On connaît La Psychologie des foules de Gustave Le Bon,
ouvrage célèbre et toujours réédité depuis 1895. Mais on connaît peu,
et même pas du tout, sa Psychologie politique, publiée, elle, en 1910.
Or, le lecteur notera, non sans surprise, que la plupart des analyses
politiques contenues dans ce livre, qu'elles lui apparaissent, au
premier contact, intempestives ou pertinentes, se révéleront, chapitre
après chapitre, singulièrement prophétiques. Tout se passe comme si
le débat sur le Socialisme ou le Syndicalisme ouvert par Le Bon il y a
un siècle était encore, pour le meilleur ou pour le pire, notre débat.

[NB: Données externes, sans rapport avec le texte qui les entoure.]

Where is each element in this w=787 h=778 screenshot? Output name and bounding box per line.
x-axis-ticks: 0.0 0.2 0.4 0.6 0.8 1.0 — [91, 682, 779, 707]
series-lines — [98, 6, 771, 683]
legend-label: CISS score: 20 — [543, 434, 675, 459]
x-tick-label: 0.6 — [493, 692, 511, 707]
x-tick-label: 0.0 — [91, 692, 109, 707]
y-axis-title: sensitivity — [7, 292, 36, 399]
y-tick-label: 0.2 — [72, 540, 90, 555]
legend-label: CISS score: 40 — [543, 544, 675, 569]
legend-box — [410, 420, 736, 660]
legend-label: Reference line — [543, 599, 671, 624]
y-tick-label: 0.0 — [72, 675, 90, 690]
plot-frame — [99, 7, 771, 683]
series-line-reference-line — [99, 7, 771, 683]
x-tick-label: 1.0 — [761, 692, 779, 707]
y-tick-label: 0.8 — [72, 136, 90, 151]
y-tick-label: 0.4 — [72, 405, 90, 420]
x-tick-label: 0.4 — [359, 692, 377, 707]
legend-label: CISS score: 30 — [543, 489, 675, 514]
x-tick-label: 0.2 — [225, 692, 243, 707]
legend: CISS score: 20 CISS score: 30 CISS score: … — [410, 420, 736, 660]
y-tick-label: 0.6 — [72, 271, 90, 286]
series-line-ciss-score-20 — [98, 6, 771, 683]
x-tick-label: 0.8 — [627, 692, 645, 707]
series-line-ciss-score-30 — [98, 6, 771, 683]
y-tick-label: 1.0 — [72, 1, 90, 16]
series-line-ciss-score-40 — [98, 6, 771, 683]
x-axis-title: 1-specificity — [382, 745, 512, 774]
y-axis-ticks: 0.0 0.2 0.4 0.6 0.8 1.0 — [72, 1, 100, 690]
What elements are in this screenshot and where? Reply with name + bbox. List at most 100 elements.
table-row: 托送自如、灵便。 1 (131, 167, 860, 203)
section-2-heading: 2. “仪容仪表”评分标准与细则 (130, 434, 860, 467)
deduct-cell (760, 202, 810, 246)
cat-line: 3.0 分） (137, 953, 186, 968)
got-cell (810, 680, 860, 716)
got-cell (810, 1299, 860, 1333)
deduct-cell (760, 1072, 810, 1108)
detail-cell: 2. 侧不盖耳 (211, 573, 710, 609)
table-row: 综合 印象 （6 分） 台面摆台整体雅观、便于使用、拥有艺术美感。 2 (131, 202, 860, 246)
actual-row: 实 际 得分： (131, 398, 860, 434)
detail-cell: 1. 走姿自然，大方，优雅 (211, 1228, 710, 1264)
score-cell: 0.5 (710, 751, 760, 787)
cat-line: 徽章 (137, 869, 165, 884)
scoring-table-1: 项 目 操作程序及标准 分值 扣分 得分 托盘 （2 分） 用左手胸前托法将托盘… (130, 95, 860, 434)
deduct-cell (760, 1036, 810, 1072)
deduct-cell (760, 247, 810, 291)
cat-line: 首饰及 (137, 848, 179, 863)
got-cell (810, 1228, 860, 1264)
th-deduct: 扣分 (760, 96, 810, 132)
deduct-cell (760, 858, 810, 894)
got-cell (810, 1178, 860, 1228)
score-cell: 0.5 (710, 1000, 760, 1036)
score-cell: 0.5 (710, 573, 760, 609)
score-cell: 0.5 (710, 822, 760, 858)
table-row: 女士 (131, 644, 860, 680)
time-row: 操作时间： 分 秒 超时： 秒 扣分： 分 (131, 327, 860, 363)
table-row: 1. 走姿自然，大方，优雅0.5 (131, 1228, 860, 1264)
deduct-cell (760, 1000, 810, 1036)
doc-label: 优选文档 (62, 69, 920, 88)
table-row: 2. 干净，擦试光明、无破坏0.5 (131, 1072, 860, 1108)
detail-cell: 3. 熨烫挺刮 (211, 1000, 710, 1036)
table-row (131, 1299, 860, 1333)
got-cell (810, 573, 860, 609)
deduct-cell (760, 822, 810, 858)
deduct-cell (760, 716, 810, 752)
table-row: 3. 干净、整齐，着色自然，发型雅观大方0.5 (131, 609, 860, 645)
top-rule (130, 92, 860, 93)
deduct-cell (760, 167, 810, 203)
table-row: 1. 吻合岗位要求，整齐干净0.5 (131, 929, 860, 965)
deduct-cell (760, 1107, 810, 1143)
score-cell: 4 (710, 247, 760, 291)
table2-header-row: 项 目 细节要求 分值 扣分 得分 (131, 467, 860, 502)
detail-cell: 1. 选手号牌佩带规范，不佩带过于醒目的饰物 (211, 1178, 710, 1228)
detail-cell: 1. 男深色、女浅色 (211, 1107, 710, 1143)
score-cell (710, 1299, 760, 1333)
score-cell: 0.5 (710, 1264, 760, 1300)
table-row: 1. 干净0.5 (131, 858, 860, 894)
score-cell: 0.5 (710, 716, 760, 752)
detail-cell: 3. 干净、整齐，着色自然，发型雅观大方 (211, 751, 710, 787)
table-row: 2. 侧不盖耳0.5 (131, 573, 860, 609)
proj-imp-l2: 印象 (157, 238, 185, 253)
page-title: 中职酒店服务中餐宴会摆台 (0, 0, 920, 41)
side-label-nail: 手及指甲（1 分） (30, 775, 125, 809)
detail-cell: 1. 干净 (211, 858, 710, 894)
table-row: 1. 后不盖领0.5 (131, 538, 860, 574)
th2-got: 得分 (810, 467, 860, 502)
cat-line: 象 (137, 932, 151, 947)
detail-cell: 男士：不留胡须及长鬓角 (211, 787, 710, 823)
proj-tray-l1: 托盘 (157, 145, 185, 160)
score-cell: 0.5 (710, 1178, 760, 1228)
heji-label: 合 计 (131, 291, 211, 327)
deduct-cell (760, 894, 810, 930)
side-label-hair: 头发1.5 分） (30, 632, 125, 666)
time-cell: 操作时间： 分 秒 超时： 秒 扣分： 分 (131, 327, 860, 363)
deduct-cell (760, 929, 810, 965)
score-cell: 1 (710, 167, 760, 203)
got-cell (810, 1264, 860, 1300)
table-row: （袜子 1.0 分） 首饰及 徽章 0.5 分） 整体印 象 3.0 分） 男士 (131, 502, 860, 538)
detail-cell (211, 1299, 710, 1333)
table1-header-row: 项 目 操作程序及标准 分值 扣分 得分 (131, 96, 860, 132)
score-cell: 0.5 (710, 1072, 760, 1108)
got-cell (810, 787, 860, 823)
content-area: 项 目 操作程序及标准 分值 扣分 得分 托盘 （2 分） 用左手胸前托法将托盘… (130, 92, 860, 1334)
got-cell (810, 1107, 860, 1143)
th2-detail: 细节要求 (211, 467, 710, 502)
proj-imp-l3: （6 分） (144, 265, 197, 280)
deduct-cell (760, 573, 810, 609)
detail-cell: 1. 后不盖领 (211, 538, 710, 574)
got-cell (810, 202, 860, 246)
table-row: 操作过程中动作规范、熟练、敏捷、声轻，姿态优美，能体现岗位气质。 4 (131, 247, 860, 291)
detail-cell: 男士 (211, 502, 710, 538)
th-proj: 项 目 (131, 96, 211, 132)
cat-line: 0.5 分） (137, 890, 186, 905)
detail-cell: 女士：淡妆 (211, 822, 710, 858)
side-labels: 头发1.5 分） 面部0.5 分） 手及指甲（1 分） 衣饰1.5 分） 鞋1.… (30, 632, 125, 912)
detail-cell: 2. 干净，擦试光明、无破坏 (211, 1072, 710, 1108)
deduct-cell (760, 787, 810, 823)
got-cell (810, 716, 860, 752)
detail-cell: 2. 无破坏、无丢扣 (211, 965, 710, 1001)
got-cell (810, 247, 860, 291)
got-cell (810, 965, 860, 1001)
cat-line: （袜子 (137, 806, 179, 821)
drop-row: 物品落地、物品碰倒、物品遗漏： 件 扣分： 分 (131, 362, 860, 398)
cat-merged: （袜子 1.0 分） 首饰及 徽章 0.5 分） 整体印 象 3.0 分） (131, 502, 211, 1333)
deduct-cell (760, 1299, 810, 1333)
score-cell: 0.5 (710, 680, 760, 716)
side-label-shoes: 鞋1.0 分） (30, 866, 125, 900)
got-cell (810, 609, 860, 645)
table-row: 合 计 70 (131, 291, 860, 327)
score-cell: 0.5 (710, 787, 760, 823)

D'où une interrogation qui, de pages en pages, de perplexités en
enthousiasmes et de certitudes en doutes, ne saurait être esquivée :
d'où vient ce curieux sentiment d'une justesse des diagnostics quasi
visionnaires de Le Bon ?
C'est à cette question ou à cet étonnement que la «Relecture»
d'Alain Panero tente de faire face. Replaçant les idées de la
Psychologie politique dans le contexte anti-kantien et post-darwinien
de l'époque, il donne à voir les surprenants soubassements
ontologiques qui sous-tendent la vision politique de Le Bon, et qui,
contre toute attente, n'ont rien à envier aux perspectives ontophénoménologiques
les plus contemporaines. Redevenu sensible au
formidable potentiel post-métaphysique (anti-substantialiste, et même
anti-subjectiviste) d'une intuition lebonienne qui prend sa source dans
l'observation des foules, mais aussi sans doute dans les données de la
microphysique naissante, le lecteur ne s'étonnera plus dès lors de la
prégnance d'une pensée dont l'actualité s'explique par sa radicalité
même.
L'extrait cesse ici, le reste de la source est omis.